In Loudoun County, Virginia, the local pilot's union has filed an official complaint with the court in Leesburg against local Air Traffic Control authorities, citing negligence and failure to properly staff their control tower in rural Purcellville.
"It was a mismanaged decision to keep flights grounded for 48 hours," one pilot remarked, on condition of anonymity. "The decision was made by a temp employee who had no meteorological training whatsoever."
Indeed, sources from within the local Air Traffic Control staff have confirmed that the temporary employee had no training from the FAA or NWS in determining which flights should be grounded and when conditions are 'too windy' for flight.
"It's all spite," was the temp's response. "Conditions are too cold and snowy for flights today so the union is pointing fingers at past decisions to cover their current limitations. This is so much twenty-twenty hindsight on their part.
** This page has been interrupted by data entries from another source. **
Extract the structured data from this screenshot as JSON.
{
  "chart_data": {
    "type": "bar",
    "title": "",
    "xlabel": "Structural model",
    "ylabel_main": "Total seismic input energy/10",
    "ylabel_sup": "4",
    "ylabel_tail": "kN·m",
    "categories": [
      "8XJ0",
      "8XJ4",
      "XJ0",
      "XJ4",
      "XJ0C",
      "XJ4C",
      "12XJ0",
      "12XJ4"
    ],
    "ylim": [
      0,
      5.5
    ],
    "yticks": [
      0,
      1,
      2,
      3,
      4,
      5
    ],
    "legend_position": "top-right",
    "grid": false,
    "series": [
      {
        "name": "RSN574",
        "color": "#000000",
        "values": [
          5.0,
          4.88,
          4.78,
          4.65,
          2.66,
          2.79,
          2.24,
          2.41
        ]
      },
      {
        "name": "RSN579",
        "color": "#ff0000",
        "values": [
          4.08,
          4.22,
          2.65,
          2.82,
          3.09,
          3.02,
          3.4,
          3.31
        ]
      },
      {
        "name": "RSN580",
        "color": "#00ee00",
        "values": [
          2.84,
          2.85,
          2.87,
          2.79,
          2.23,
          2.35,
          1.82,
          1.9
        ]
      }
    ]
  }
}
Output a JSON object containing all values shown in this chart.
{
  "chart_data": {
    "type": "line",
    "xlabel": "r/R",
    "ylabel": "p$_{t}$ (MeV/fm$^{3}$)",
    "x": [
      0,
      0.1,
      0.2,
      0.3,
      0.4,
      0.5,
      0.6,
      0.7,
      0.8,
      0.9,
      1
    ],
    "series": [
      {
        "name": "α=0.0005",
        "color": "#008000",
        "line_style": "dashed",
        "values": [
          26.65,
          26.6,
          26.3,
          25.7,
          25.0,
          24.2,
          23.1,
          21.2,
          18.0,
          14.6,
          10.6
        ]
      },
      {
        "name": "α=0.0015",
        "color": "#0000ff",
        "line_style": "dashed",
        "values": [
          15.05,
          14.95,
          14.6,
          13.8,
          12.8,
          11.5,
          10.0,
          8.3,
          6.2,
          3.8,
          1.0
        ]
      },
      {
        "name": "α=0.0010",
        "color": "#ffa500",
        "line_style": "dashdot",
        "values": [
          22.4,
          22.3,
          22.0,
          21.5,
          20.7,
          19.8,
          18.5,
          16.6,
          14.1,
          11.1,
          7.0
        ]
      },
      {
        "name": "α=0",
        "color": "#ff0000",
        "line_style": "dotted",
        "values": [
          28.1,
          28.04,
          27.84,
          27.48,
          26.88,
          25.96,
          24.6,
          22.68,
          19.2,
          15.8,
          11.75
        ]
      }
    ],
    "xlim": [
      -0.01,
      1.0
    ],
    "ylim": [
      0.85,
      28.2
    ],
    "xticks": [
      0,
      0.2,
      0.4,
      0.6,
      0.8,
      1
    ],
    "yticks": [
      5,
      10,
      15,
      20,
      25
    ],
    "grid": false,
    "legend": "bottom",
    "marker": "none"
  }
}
We did the best we could with the information available from the NWS website."
It will be up to the courts to decide whether the decision to ground flights was made to cover up an inadequacy in the airfield's fencing or out of genuine concern for the safety of the aircraft. While the airfield is officially open today, there is no doubt that all flights have been grounded voluntarily by the pilots. When last seen, most of them were headed for the bar to warm up and enjoy some refreshments.
In other news this morning, eight sections of a cow fence were taken out by a car at approximately 6 am this morning on Rte. 690, just a half mile from the airstrip. According to State troopers, the driver 'fell asleep at the wheel' and drifted off the road and through the fence. She is currently hospitalized with a serious gash after several boards were reported to have crashed through her windshield, narrowly missing her head. "She's lucky to be alive," one trooper is reported as saying.
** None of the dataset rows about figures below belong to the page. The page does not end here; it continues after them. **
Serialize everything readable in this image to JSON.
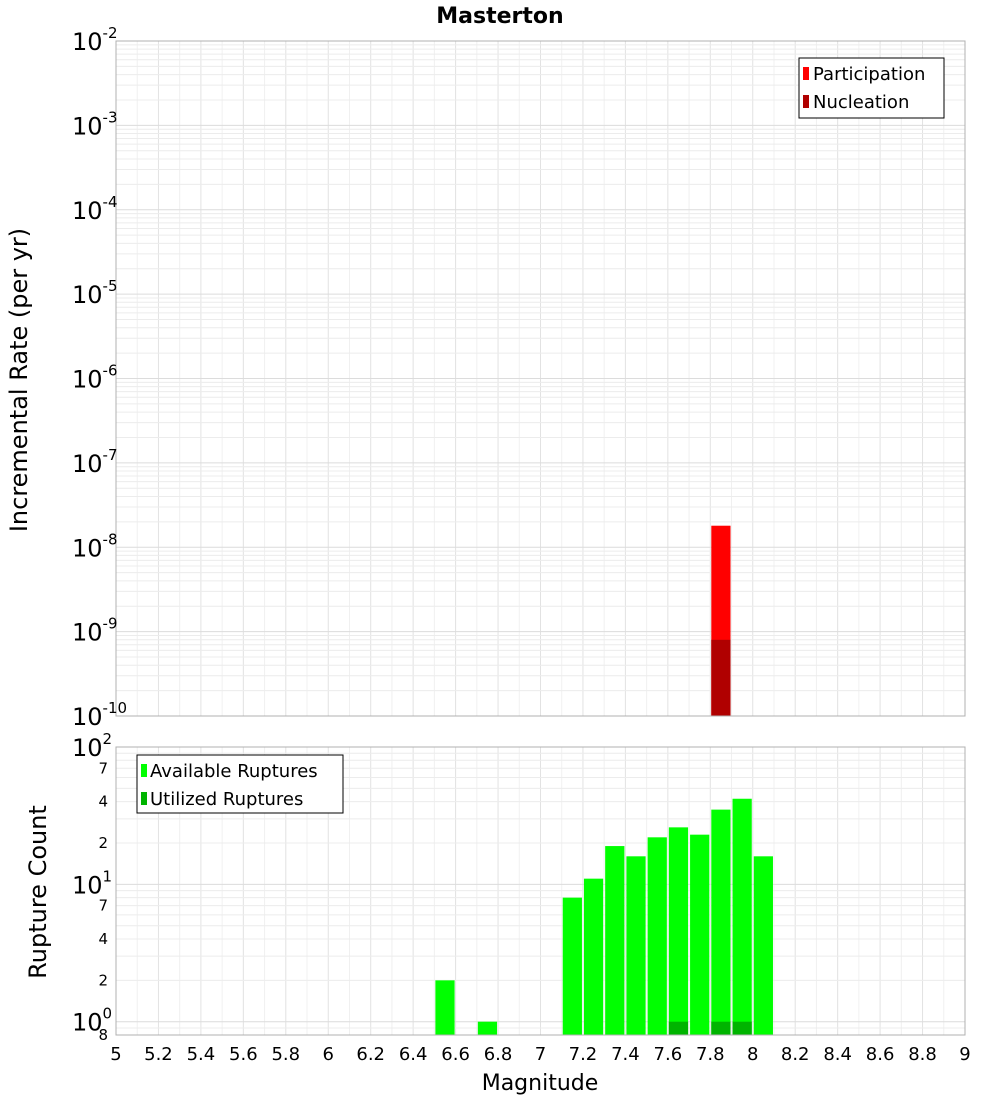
{
  "chart_data": {
    "title": "Masterton",
    "x_axis": {
      "label": "Magnitude",
      "range": [
        5,
        9
      ],
      "ticks": [
        5,
        5.2,
        5.4,
        5.6,
        5.8,
        6,
        6.2,
        6.4,
        6.6,
        6.8,
        7,
        7.2,
        7.4,
        7.6,
        7.8,
        8,
        8.2,
        8.4,
        8.6,
        8.8,
        9
      ],
      "tick_labels": [
        "5",
        "5.2",
        "5.4",
        "5.6",
        "5.8",
        "6",
        "6.2",
        "6.4",
        "6.6",
        "6.8",
        "7",
        "7.2",
        "7.4",
        "7.6",
        "7.8",
        "8",
        "8.2",
        "8.4",
        "8.6",
        "8.8",
        "9"
      ],
      "bin_width": 0.1
    },
    "panels": [
      {
        "type": "bar",
        "ylabel": "Incremental Rate (per yr)",
        "y_scale": "log",
        "ylim": [
          1e-10,
          0.01
        ],
        "y_tick_labels": [
          {
            "base": "10",
            "exp": "-2",
            "value": 0.01
          },
          {
            "base": "10",
            "exp": "-3",
            "value": 0.001
          },
          {
            "base": "10",
            "exp": "-4",
            "value": 0.0001
          },
          {
            "base": "10",
            "exp": "-5",
            "value": 1e-05
          },
          {
            "base": "10",
            "exp": "-6",
            "value": 1e-06
          },
          {
            "base": "10",
            "exp": "-7",
            "value": 1e-07
          },
          {
            "base": "10",
            "exp": "-8",
            "value": 1e-08
          },
          {
            "base": "10",
            "exp": "-9",
            "value": 1e-09
          },
          {
            "base": "10",
            "exp": "-10",
            "value": 1e-10
          }
        ],
        "grid": true,
        "legend": {
          "placement": "top-right",
          "entries": [
            {
              "name": "Participation",
              "color": "#ff0000"
            },
            {
              "name": "Nucleation",
              "color": "#b00000"
            }
          ]
        },
        "series": [
          {
            "name": "Participation",
            "color": "#ff0000",
            "points": [
              {
                "x": 7.85,
                "y": 1.8e-08
              }
            ]
          },
          {
            "name": "Nucleation",
            "color": "#b00000",
            "points": [
              {
                "x": 7.85,
                "y": 8e-10
              }
            ]
          }
        ]
      },
      {
        "type": "bar",
        "ylabel": "Rupture Count",
        "y_scale": "log",
        "ylim": [
          0.8,
          100
        ],
        "y_tick_labels": [
          {
            "base": "10",
            "exp": "2",
            "value": 100
          },
          {
            "label": "7",
            "value": 70
          },
          {
            "label": "4",
            "value": 40
          },
          {
            "label": "2",
            "value": 20
          },
          {
            "base": "10",
            "exp": "1",
            "value": 10
          },
          {
            "label": "7",
            "value": 7
          },
          {
            "label": "4",
            "value": 4
          },
          {
            "label": "2",
            "value": 2
          },
          {
            "base": "10",
            "exp": "0",
            "value": 1
          },
          {
            "label": "8",
            "value": 0.8
          }
        ],
        "grid": true,
        "legend": {
          "placement": "top-left",
          "entries": [
            {
              "name": "Available Ruptures",
              "color": "#00ff00"
            },
            {
              "name": "Utilized Ruptures",
              "color": "#00b400"
            }
          ]
        },
        "series": [
          {
            "name": "Available Ruptures",
            "color": "#00ff00",
            "points": [
              {
                "x": 6.55,
                "y": 2
              },
              {
                "x": 6.75,
                "y": 1
              },
              {
                "x": 7.15,
                "y": 8
              },
              {
                "x": 7.25,
                "y": 11
              },
              {
                "x": 7.35,
                "y": 19
              },
              {
                "x": 7.45,
                "y": 16
              },
              {
                "x": 7.55,
                "y": 22
              },
              {
                "x": 7.65,
                "y": 26
              },
              {
                "x": 7.75,
                "y": 23
              },
              {
                "x": 7.85,
                "y": 35
              },
              {
                "x": 7.95,
                "y": 42
              },
              {
                "x": 8.05,
                "y": 16
              }
            ]
          },
          {
            "name": "Utilized Ruptures",
            "color": "#00b400",
            "points": [
              {
                "x": 7.65,
                "y": 1
              },
              {
                "x": 7.85,
                "y": 1
              },
              {
                "x": 7.95,
                "y": 1
              }
            ]
          }
        ]
      }
    ]
  }
}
Air Traffic Control has expressed sympathy for the injured driver and for their neighbor's fence, which will cost several thousand dollars to replace. The farm's cows and bulls were still in their sheds and asleep at the time of the accident. The resident canadian geese are maintaining a cautious distance from the crash site. Fencing is not covered by the farm's insurance. Any recovered cost will come from the driver's insurance. Locals have expressed concern in the past that Rte. 690 has a posted speed limit of 50mph, though few have voluntarily reduced how fast they travel on it.
Luckily, the local air strip and air traffic control tower have no road frontage. Damage to the air strip and fencing is generally the result of high winds and deer.